Our company has a tendency to talk about things a lot. Given almost any project, we can find a way to have at least a dozen meetings just about how to get started. Once we’ve figured that out, we’ll have a dozen more to decide what the next steps are. The meetings we tend not to have are the ones about scope, requirements or audience. These things always seem to be someone else’s job. The head of the department I’m attached to has it far worse than me, however, as he gets pulled into essentially every meeting ever planned; it’s left to him to sit through them all offering advice and guidance where applicable, and making the hard choices about milestones and even some development issues. It’s fair to say that we have a ‘meeting culture’, and that we tend to manage by committee. This often leads to deadlines that are set by such committees.

What tends to happen when committees don’t know much about requirements or project scope is that boat docks get built in the desert; one hand is totally unaware of the difficulty (or triviality) of the tasks being performed by the other, unrealistic deadlines are set, and the end product is a mess. I found this out the hard way with my last product launch, which was governed by an arbitrary deadline that could only be met by means of several 90 hour work weeks in the dev room. The “extra time” needed to make things better after launch was almost exactly the amount of time the dev team asked for on the front end of the project. Score one for the immovable, immutable deadline. In the interest of fairness I do understand the business case for setting deadlines and/or milestones on major projects; in large organizations it’s often necessary to attach revenue to projects that haven’t happened just yet.

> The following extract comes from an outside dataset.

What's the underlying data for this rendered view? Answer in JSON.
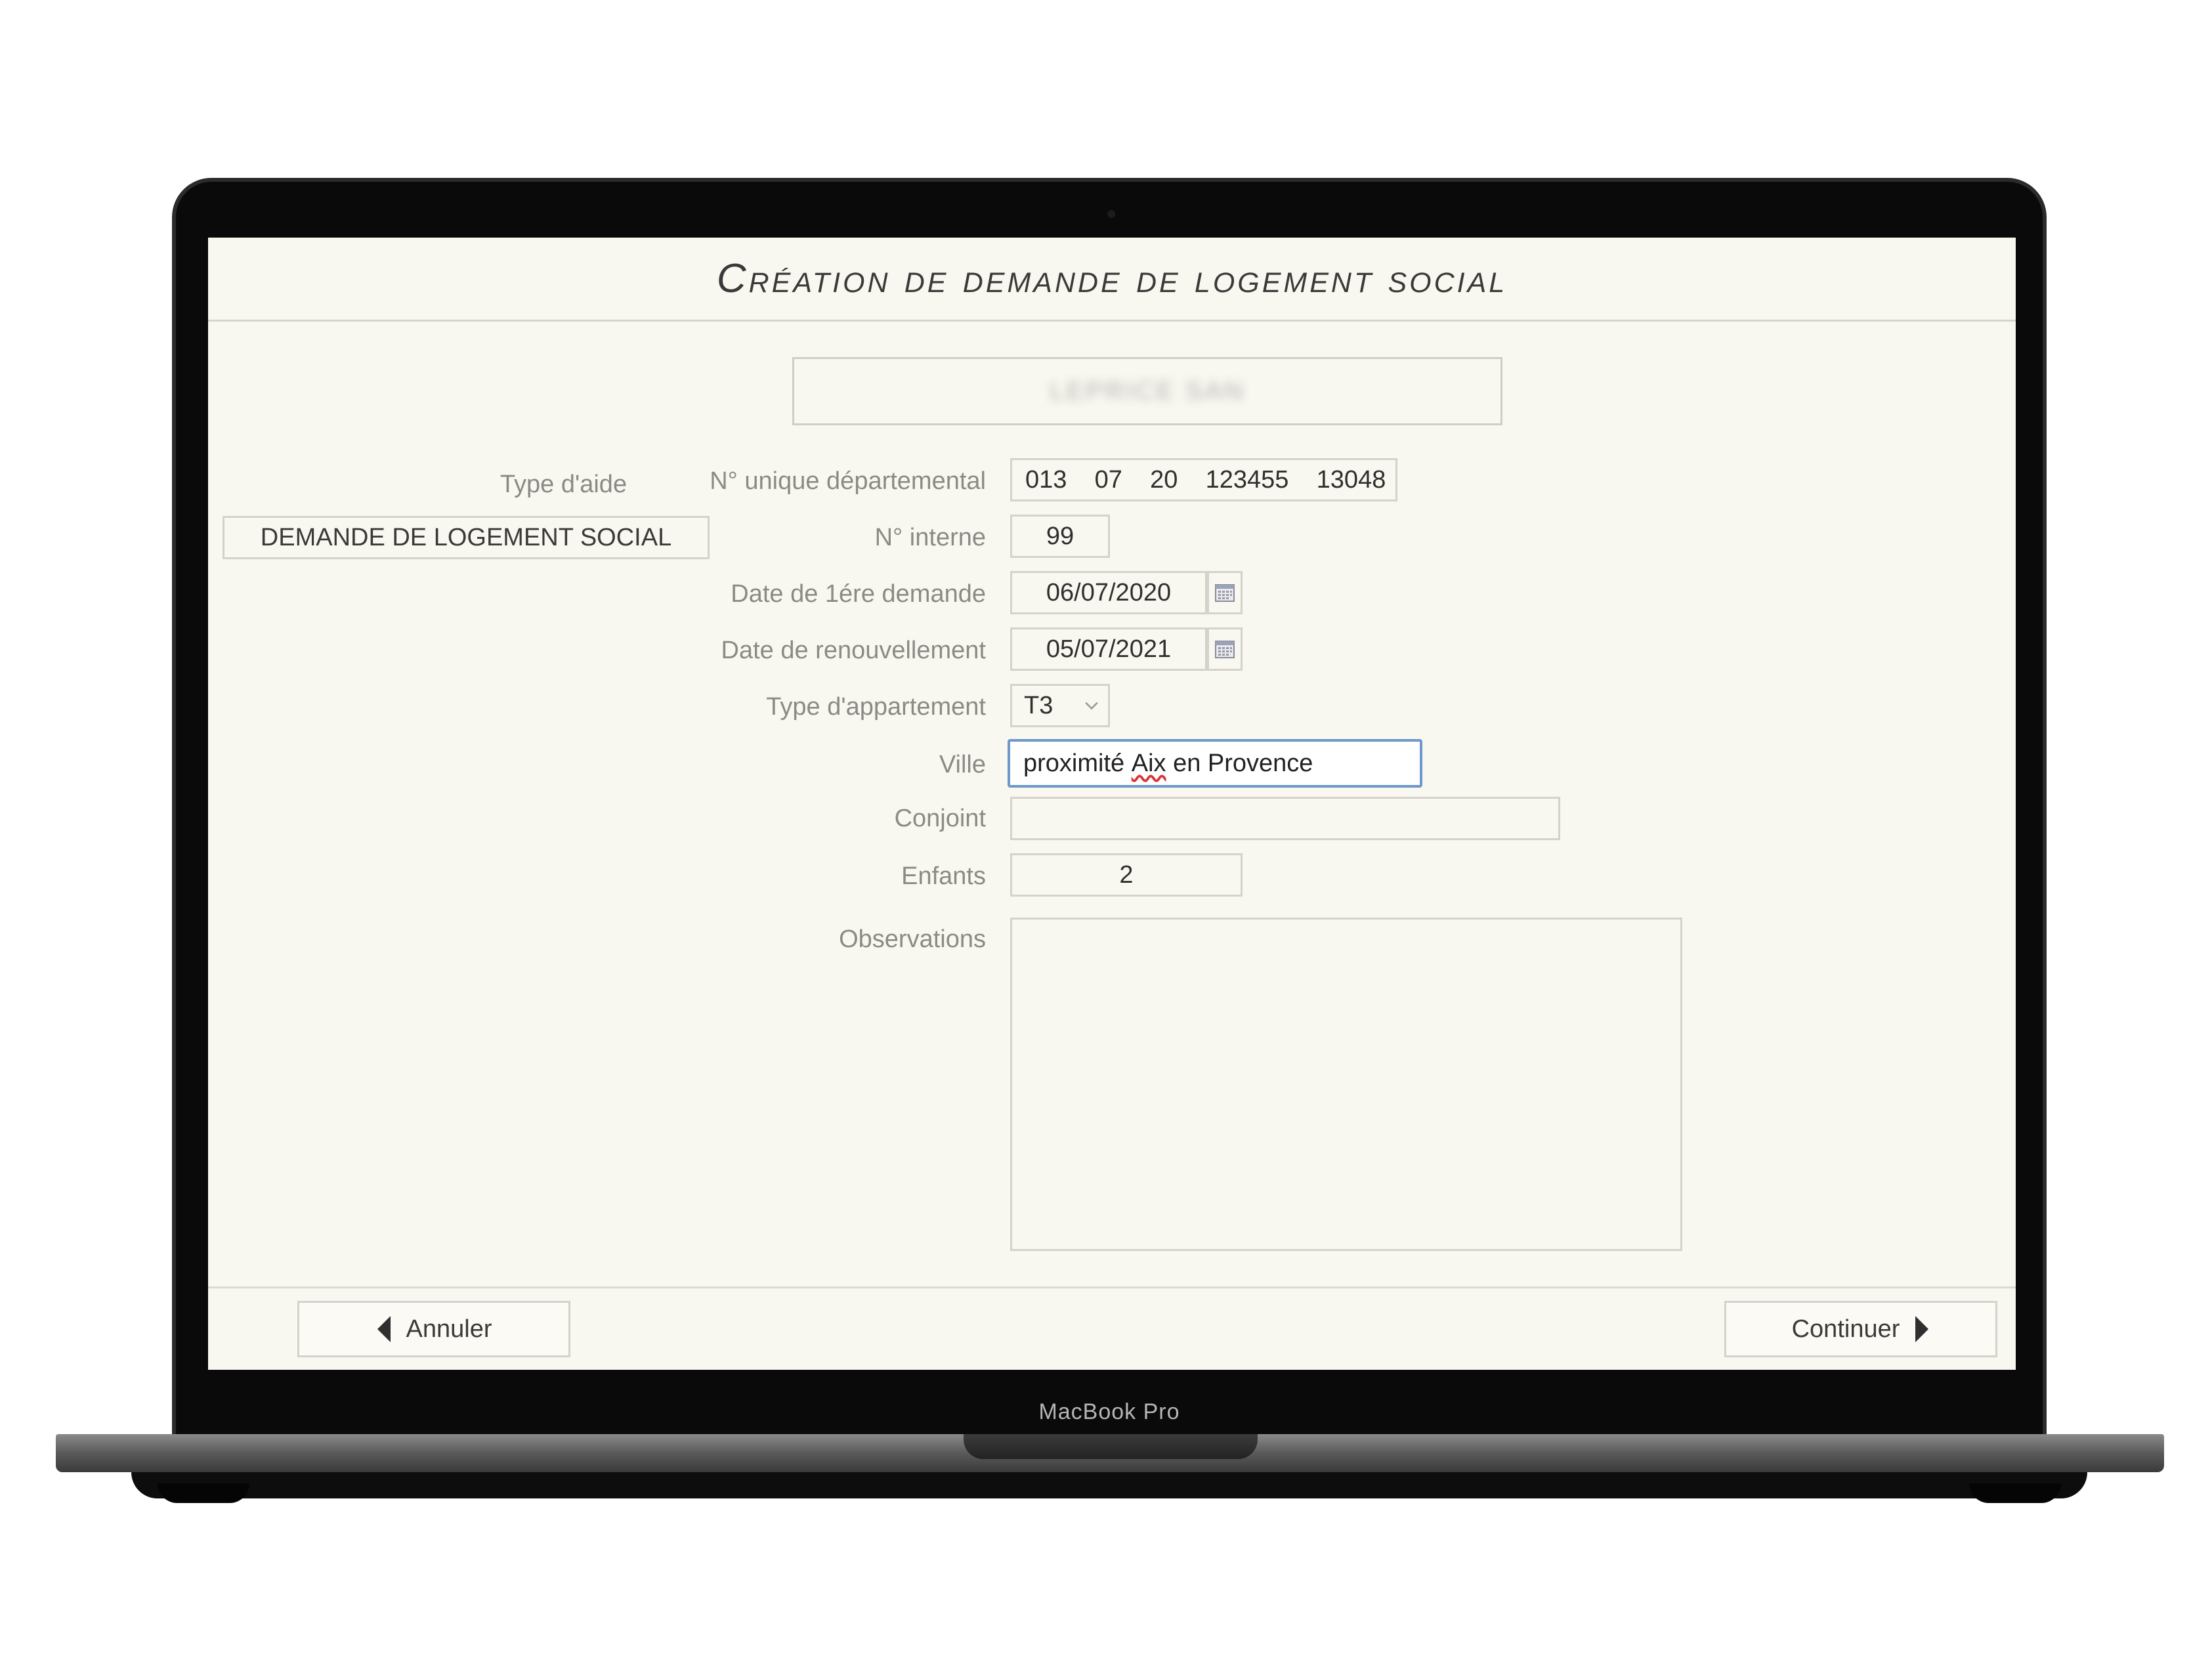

I guess the only advice I have for planning a project is this: understand that most of what you’ll be doing in the initial phases is really only a guess, and that you need to check your work frequently against your map to make sure you’re on track. You need to give your people the leeway to say “this map does not match this road”, and change the map. But I also understand why this is so hard to do. It’s very difficult, especially in an overcrowded and ever more cutthroat online market, to take the time to breathe through a milestone meeting where you hear things are slipping. It’s also difficult to trust that the project is worth the extra weeks of design and testing and coding and recoding; but if you show up for work everyday anyhow, then you must believe that at least a little, right?

Today when I sat in a meeting and heard all of those things happening—the deadline slipping, the map changing, the request for more time—I felt as though cooler heads had prevailed. I felt like the project managers were sticking their necks out for the dev team, and that my fourteen hour coding sprees might no longer be necessary. Even though I left the office tired of meetings I felt renewed to some degree, even if for a few minutes. Will we return to endless meetings and arbitrary deadlines? Of course we will, but for today we can pretend there is no phantom deadline. That’s worth a meeting or two for me.

Related update: I’ve just been directed to the WikiPedia entry for “Scrum“, a project management system that seems to have some really nice ideas. Your mileage may vary.